Inflation in Finland hits 40-year high
Annual inflation in Finland accelerated to 9.1% in November, according to official data released on Wednesday. The figure represents the highest level of price growth since a 9.2% reading registered in 1983, the country’s statistics agency said in its report.
Consumer prices in the country rose by 1.2% from the previous month, which, according to the agency, was mostly due to higher power prices and an increase in the average mortgage rate. Electricity costs surged 18% month-on-month and were up 66% from last year. Meanwhile, the average interest rate on mortgages rose by a staggering 96%, practically doubling from 2021.
The rise in the price of diesel and higher interest rates on consumer loans also contributed to the inflation. Food and non-alcoholic beverages rose by about 16% in price on average compared to last November.
Jukka Appelqvist, chief economist of Finland’s Central Chamber of Commerce, said the published figures are worrying.

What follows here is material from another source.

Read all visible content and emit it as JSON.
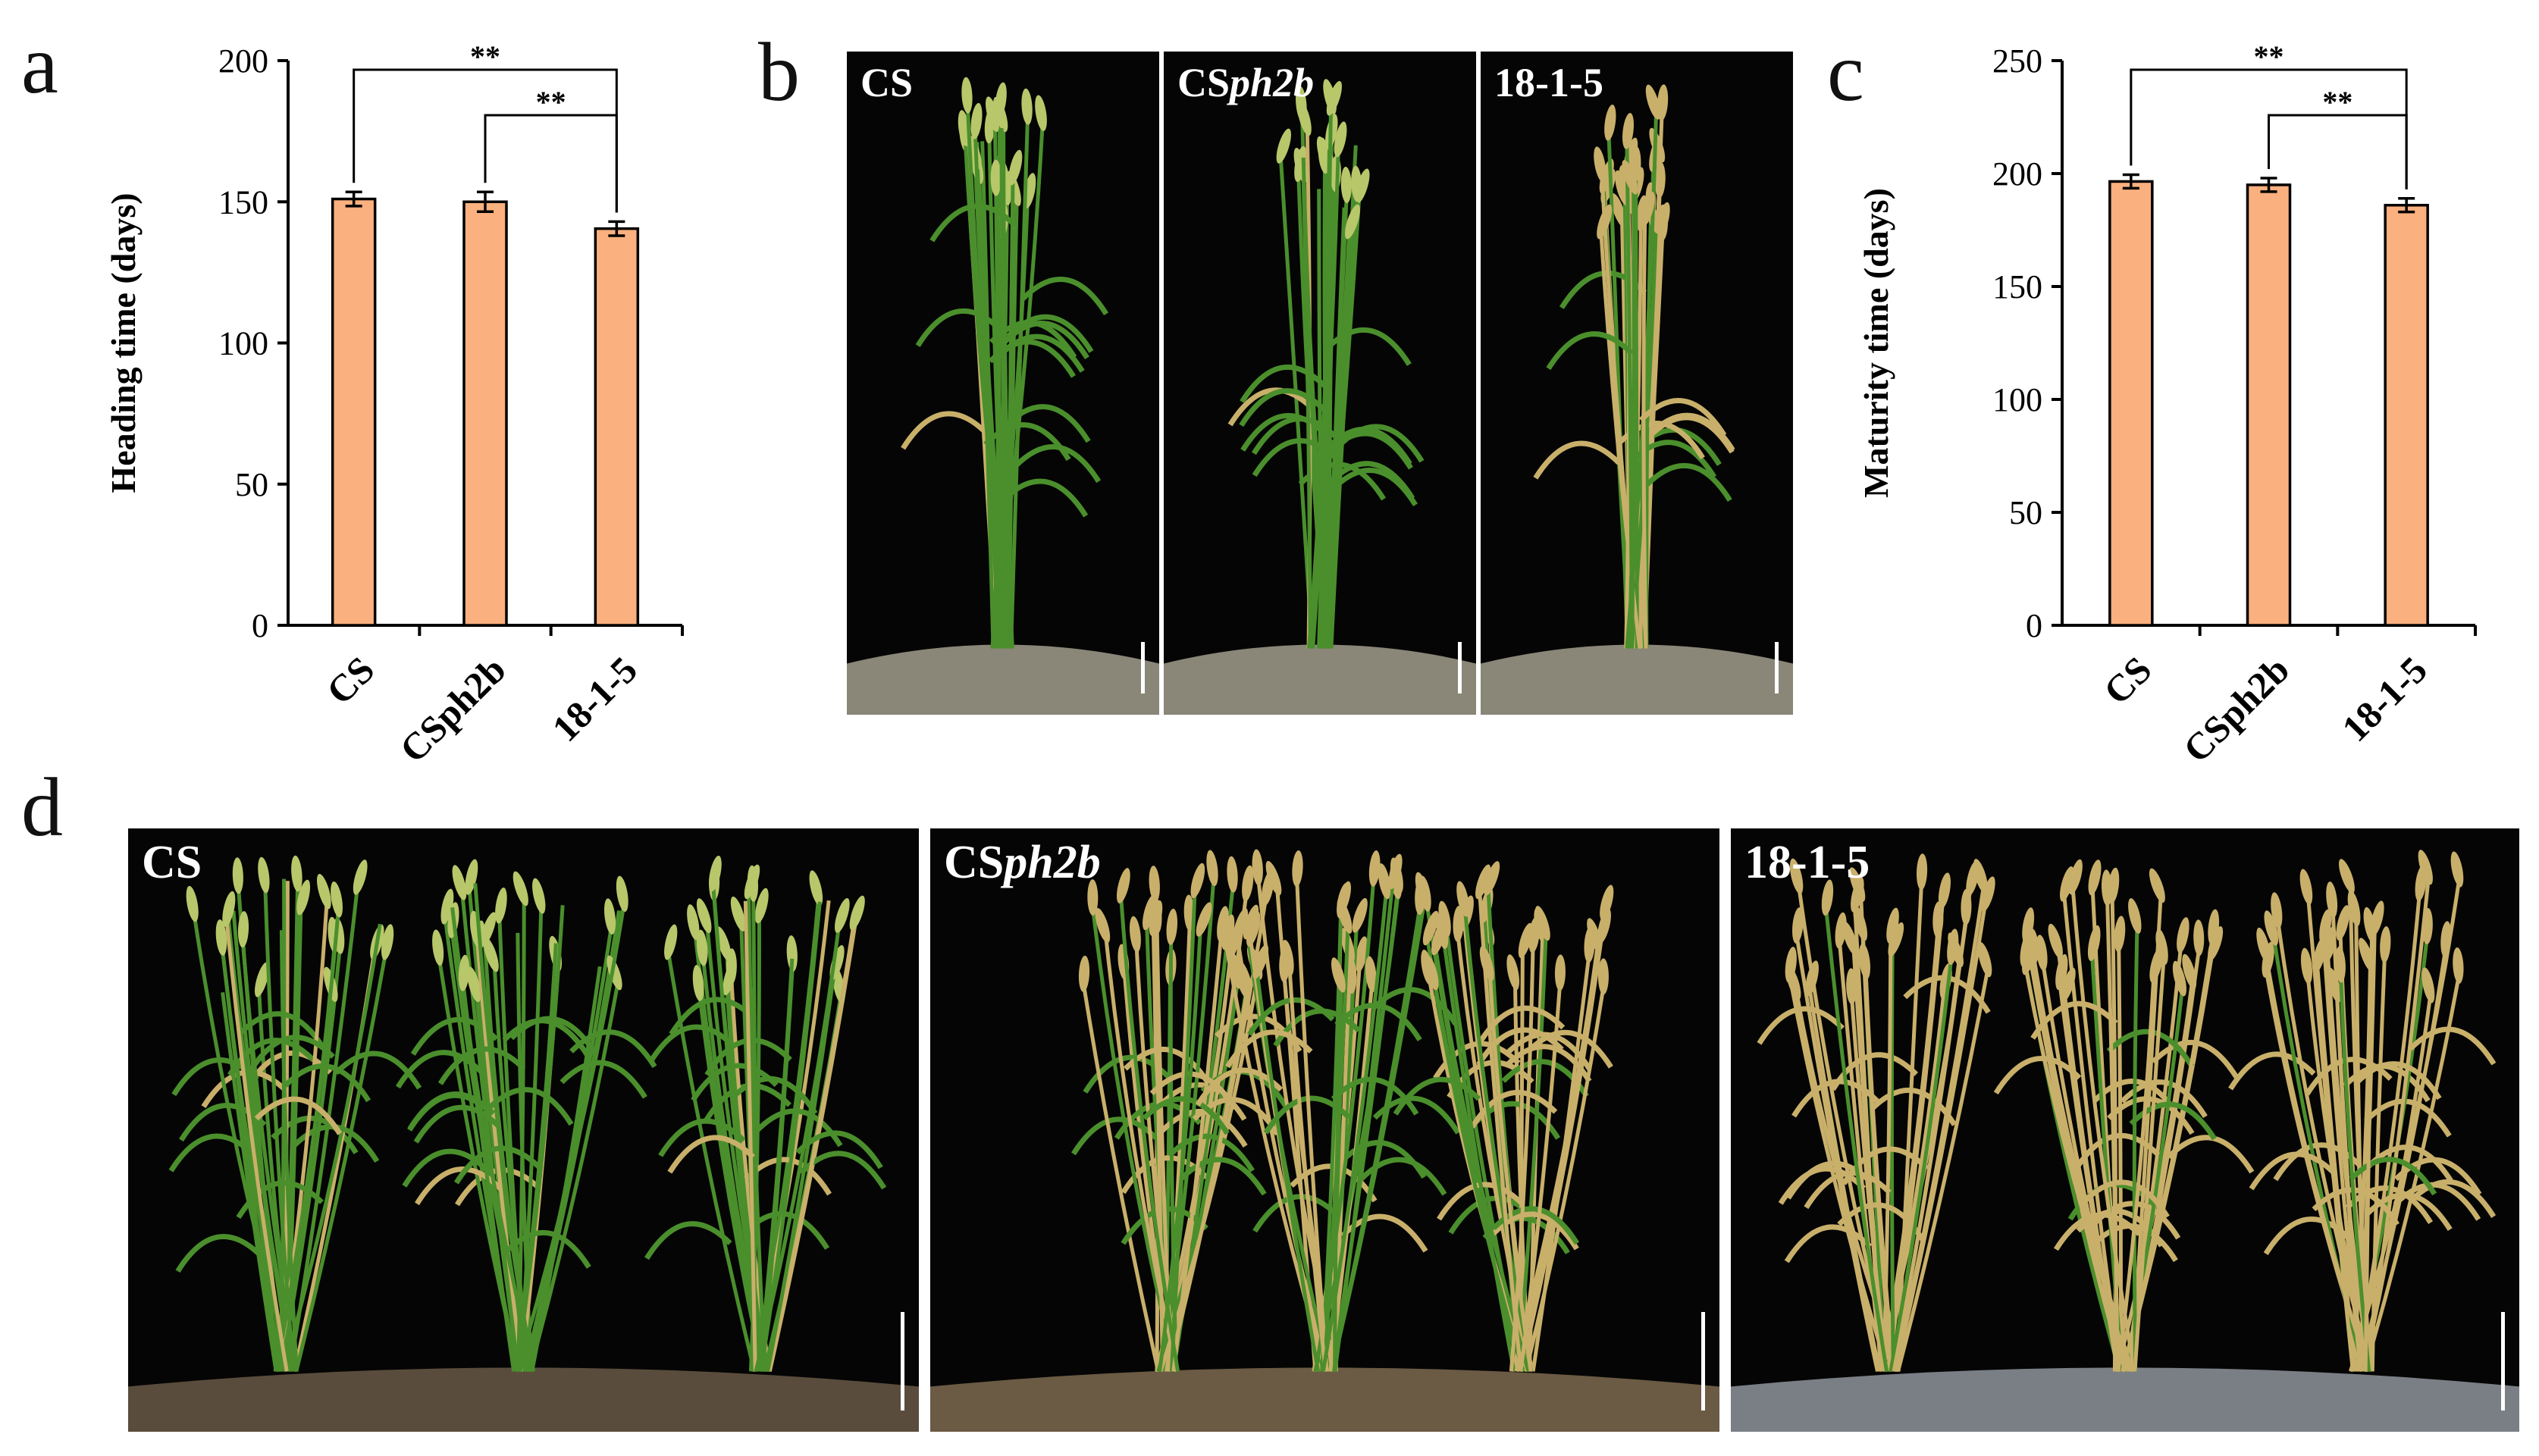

“Drastic readings. In Finland, inflation did not decline in November, as it did on average in the euro area, but accelerated to 9.1% percent. There was a rapid increase in prices of 1.2%, which was driven by the rising costs of electricity and interest rates. Neither factor is slowing down quickly,” Appelqvist wrote on Twitter.
Earlier this month, Statistics Finland reported that the country’s GDP shrank 0.3% in the third quarter, ending five consecutive quarters of growth. Economists expect the contraction to continue in the fourth quarter, which would technically mean a recession for the Finnish economy. Analysts anticipate the downturn lasting well into 2023.